I spent twelve years in Buffalo one winter lying on a mattress looking out the window. The breakup with J filled my teeth with blood, which I mistook for antifreeze. I imagined myself dressing to go outdoors. Time was exhausted. Hours hung on the line like frozen shirts. Neighbor children kicked rubber balls and broke their feet. I lay in bed and thought of J—her rasping voice, her peasant feet, long bare throat, the way her retreat slipstreamed me like baby ducks. Soon, I reasoned, maybe very soon, she would be only a brown memory. We know these women only from their leavings. We love to watch them go. I lay in bed in Buffalo and tried to fix her in the vernacular, to recall her sly alto arias. Then I thought, Wait, I’m free from her little bit of sunshine. She killed with one cold glance, made me think I existed in the wrong hour of dawn. Sometimes you get wedged into the wrong romantic corner, run out of rubles. But maybe I asked for it? As when a clock dies no one wakes. Outside it was cold, really cold. Air crawled out of tires. Eleven elves dropped dead in the basin. A moth caught fire on the street post light; the moon dressed in a white nightgown. Shall I be forgiven? Forgotten? Outside, the wind roared and ice formed on the lashes of the sky. Sand froze in gutters. Please, someone, interrupt.
What Henry Thought
Henry wanted to scream but the TV people said it wouldn’t matter. But Henry felt better today. He had a chirp when he walked and a smoky little kitchen garden, some rabbits in the dispensary.

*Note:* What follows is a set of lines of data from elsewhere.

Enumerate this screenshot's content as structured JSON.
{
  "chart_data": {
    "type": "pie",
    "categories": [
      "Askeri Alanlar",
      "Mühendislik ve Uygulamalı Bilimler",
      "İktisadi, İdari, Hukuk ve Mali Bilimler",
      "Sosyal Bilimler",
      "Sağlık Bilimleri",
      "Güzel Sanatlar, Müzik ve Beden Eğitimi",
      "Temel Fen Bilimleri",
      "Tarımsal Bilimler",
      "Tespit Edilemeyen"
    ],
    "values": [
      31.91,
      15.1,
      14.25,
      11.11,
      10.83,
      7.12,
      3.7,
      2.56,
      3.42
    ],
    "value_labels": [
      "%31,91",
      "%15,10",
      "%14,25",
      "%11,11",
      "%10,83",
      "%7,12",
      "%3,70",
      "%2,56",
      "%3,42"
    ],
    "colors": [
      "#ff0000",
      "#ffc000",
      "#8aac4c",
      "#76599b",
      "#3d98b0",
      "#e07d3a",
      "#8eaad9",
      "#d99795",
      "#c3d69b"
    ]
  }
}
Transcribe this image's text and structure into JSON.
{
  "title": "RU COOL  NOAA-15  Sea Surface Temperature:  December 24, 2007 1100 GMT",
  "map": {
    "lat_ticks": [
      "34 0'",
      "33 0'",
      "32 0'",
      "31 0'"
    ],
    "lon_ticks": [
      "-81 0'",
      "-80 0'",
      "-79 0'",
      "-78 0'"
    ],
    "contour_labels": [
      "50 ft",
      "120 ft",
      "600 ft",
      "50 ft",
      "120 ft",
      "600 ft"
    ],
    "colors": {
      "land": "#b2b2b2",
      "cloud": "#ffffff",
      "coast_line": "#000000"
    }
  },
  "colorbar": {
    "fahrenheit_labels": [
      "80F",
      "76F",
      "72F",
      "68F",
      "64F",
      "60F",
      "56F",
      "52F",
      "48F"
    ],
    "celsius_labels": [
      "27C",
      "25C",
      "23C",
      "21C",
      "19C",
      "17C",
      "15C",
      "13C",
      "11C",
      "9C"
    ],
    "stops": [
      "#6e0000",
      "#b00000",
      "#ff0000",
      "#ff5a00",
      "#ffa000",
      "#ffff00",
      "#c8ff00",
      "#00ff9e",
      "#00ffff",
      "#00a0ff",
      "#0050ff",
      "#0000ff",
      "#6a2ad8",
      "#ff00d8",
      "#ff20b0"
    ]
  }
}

I miss the days of wine and roses, he said to himself. But yonder, where stars once grew for me, the sky looks threatening. Better to tend this kitchen garden. He checked the freezer. One fallen ice cube was left, like your conscience after a hangover. We know these women buy our post cards, Henry thought, beautiful but inclined to blow away. The days tumble over us. Outside, water rained on water. Land stretched like jelly to the farthest cliff. When I was young I could smell the loam rise like a scented caress. A hummingbird performed with silver sound. Henry imagined himself sitting by the pier next to the fjord. We’ll stay clean, by God, he said. When the facts reach us, we’ll yelp and admit no mistakes.